Scott introduced Decline’s “Lately” by saying that they hadn’t played it live in two years, but absence just makes the heart grow fonder for this epic, orchestral, amazing track. He also said it was going to be their last song, but, in reply to the moans, added, “It’s at least twelve minutes long”. However, he was wrong on both counts, as the band nearly doubled that length by adding on their semi-improvised, never-recorded, live classic, “Rock In A” (‘Encore breaks? We don’t need no stinkin’ encore breaks!…)

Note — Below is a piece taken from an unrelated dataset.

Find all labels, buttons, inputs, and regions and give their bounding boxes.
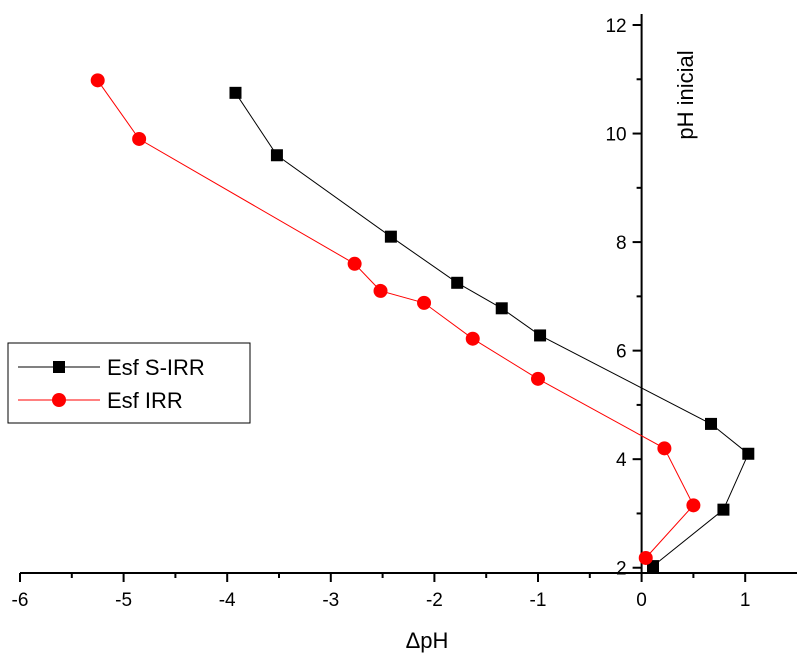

This enormous amount of time allowed the band to go absolutely nuts on stage. Viola player Abi Fry ran around the carpeted stage barefoot (actually, she was shoeless throughout the show…), while keyboardist/trumpeter Phil Sumner jumped in on guitar when lead guitarist Martin Noble was… indisposed. You see, not only did the Red Stripe-swilling Noble crowd-surf (starting by launching himself onto the house-left drunks in front of him, who he’d credited with calling “Waving Flags”), but he then proceeded to do something Music Hall in Williamsburg (QRO venue review) has likely never seen before: he climbed on top of the house-left floor speakers, behind the suspended ceiling speakers, and grabbed the balcony’s side, climbing up the railing and into the balcony! And then, just when you thought he’d disappeared for the night, he was climbing down from the house-right balcony onto the other side of the stage…
Maybe it was lax security, or a wild crowd (there were fans who were busted, though not thrown out, for drinking from a flask and smoking weed on the stage floor…), or who knows what, but British Sea Power ended the night crazy and out of control, with the three guitarists literally falling over each other (while Scott was still strumming). With a band with as great a stable of songs like British Sea Power, there were going to be ones that were unfortunately missed (like Decline’s too-good-for-words “Remember Me”). And it’s too bad that the band’s enormous stuffed grizzly bear, Ursine Ultra, “couldn’t get a visa” (methinks Stephen Colbert had something to do with this…), or that they couldn’t reprise, indoors, the t-shirt cannon from the Norman Music Festival (QRO photos). However, it’s good to know that the group can play with any hand, and it was a night like no other, from a band like no other.